/clj-xmltojson

Clojure module that makes working with XML feel like you are working with JSON.

Primary LanguageClojureEclipse Public License 1.0EPL-1.0

clj-xmltojson

Summary

Makes XML feel a bit more like json.

Given a defined variable called xml with content such as this:

<CATALOG>
  <CD>
    <TITLE>Empire Burlesque</TITLE>
    <ARTIST>Bob Dylan</ARTIST>
    <COUNTRY>USA</COUNTRY>
    <COUNTRY>UK</COUNTRY>
    <COMPANY>Columbia</COMPANY>
    <PRICE>10.90</PRICE>
    <YEAR>1985</YEAR>
  </CD>
  <CD>
    <TITLE>Hide your heart</TITLE>
    <ARTIST>Bonnie Tyler</ARTIST>
    <COUNTRY>UK</COUNTRY>
    <COMPANY>CBS Records</COMPANY>
    <PRICE>9.90</PRICE>
    <YEAR>1988</YEAR>
  </CD>
  <CD>
    <TITLE>Greatest Hits</TITLE>
    <ARTIST>Dolly Parton</ARTIST>
    <COUNTRY>USA</COUNTRY>
    <COMPANY>RCA</COMPANY>
    <PRICE>9.90</PRICE>
    <YEAR>1982</YEAR>
  </CD>
</CATALOG>

provides the parse function, enabling processing like this:

(require '[xmltojson.xmltojson :refer [parse]])
(parse (clojure.data.xml/parse-str xml) {:force-list #{:COUNTRY}})

yielding output such as this:

{:CATALOG
 {:CD
  [{:COMPANY "Columbia",
    :ARTIST "Bob Dylan",
    :PRICE "10.90",
    :YEAR "1985",
    :TITLE "Empire Burlesque",
    :COUNTRY ["USA" "UK"]}
   {:COMPANY "CBS Records",
    :ARTIST "Bonnie Tyler",
    :PRICE "9.90",
    :YEAR "1988",
    :TITLE "Hide your heart",
    :COUNTRY ["UK"]}
   {:COMPANY "RCA",
    :ARTIST "Dolly Parton",
    :PRICE "9.90",
    :YEAR "1982",
    :TITLE "Greatest Hits",
    :COUNTRY ["USA"]}]}}

Note, clojure.data.xml needs to be added to your project deps, or you can use clojure.xml and coerce the xml string into an input stream:

(parse (->  xml .getBytes java.io.ByteArrayInputStream. clojure.xml/parse)
       {:force-list #{:COUNTRY}})

Why

In python systems I’ve made a lot of use of xmltodict , specifically the parse function and arguments such as force_list.

xmltojson.xmltojson/parse aims to do the same (similar?) activity with options force-list, and strip-whitespace?.

Testing

Maybe the interesting part of this is how I’ve tested the python module as compared to the clojure code.

In dev-resources I have build-jython.sh that pulls jython2.7 standalone, compiles xmltodict.py, and zips the newly created class back into the jython jar file. You’ll need jython installed and on your path as well.
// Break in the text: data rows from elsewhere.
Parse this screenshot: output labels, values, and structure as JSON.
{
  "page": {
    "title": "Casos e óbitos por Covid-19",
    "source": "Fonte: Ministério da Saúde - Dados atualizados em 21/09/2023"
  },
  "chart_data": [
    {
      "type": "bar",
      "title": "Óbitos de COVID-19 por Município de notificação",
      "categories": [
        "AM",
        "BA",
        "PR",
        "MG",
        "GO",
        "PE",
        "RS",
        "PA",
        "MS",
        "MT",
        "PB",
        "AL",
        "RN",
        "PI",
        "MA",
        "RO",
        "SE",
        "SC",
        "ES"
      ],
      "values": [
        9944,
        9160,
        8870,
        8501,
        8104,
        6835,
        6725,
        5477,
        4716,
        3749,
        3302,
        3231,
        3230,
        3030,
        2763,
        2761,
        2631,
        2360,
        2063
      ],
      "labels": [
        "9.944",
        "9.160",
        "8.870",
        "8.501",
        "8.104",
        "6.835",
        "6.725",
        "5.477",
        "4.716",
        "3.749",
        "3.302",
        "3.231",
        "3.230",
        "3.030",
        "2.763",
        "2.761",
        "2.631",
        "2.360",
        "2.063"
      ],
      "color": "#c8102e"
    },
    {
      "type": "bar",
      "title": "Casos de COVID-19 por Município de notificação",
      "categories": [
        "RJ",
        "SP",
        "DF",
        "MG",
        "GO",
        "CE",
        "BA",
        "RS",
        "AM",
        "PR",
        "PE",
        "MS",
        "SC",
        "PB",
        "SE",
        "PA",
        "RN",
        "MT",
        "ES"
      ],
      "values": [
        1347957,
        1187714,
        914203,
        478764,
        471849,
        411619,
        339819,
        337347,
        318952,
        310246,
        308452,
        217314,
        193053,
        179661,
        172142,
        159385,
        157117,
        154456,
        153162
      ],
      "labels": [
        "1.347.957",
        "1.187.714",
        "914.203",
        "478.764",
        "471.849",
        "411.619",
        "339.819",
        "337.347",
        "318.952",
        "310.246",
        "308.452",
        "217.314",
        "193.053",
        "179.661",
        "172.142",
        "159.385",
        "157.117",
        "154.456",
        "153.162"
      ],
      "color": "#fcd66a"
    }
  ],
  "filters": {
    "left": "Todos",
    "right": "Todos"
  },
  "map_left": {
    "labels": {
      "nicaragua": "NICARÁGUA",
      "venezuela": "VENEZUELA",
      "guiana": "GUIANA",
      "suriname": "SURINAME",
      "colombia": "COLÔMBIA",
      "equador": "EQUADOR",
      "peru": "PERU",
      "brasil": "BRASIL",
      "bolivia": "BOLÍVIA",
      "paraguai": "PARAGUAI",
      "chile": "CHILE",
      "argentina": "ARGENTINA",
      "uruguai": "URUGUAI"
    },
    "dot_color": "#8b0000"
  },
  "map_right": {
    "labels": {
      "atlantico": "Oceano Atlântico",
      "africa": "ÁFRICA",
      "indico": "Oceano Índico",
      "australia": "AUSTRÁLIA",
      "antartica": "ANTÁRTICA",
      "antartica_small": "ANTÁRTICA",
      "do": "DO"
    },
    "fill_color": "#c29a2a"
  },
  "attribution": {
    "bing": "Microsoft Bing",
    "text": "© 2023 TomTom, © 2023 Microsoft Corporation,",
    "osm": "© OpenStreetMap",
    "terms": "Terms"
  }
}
What this allows me to do is create a python context and run things directly in jython, from clojure.

So, the interop story isn’t great; I was trying to cast (specifically) clojure types via java into python objects for jython use… but eventually gave up on that and basically just did the interop through json file serialization.

I’d also tinkered with graalvm but eventually decided this was too cumbersome at the moment, especially on getting the virtual environment and xmltodict installed from pypy (and accessible from clojure, with a correct python path.)

I also thought about potentially running a socket repl in python with data interchange via edn… not sure how feasible this would be.

I’m also not sure if any of these things would be performant.

Anyway, as a hack it appears to work with dumping json to a temp file…

Performance

clojure.data.xml should be able to feed a stream to the application, but I’m not exactly sure how performance does at this point and if everything is lazy.

next

  • [ ] lazy eval maybe.
  • [X] get force list to work
  • [ ] add postprocessor functionality, like xmltodict
  • [ ] unparse and round-tripping
  • [ ] reitit/muuntaja formatter example for http coercion.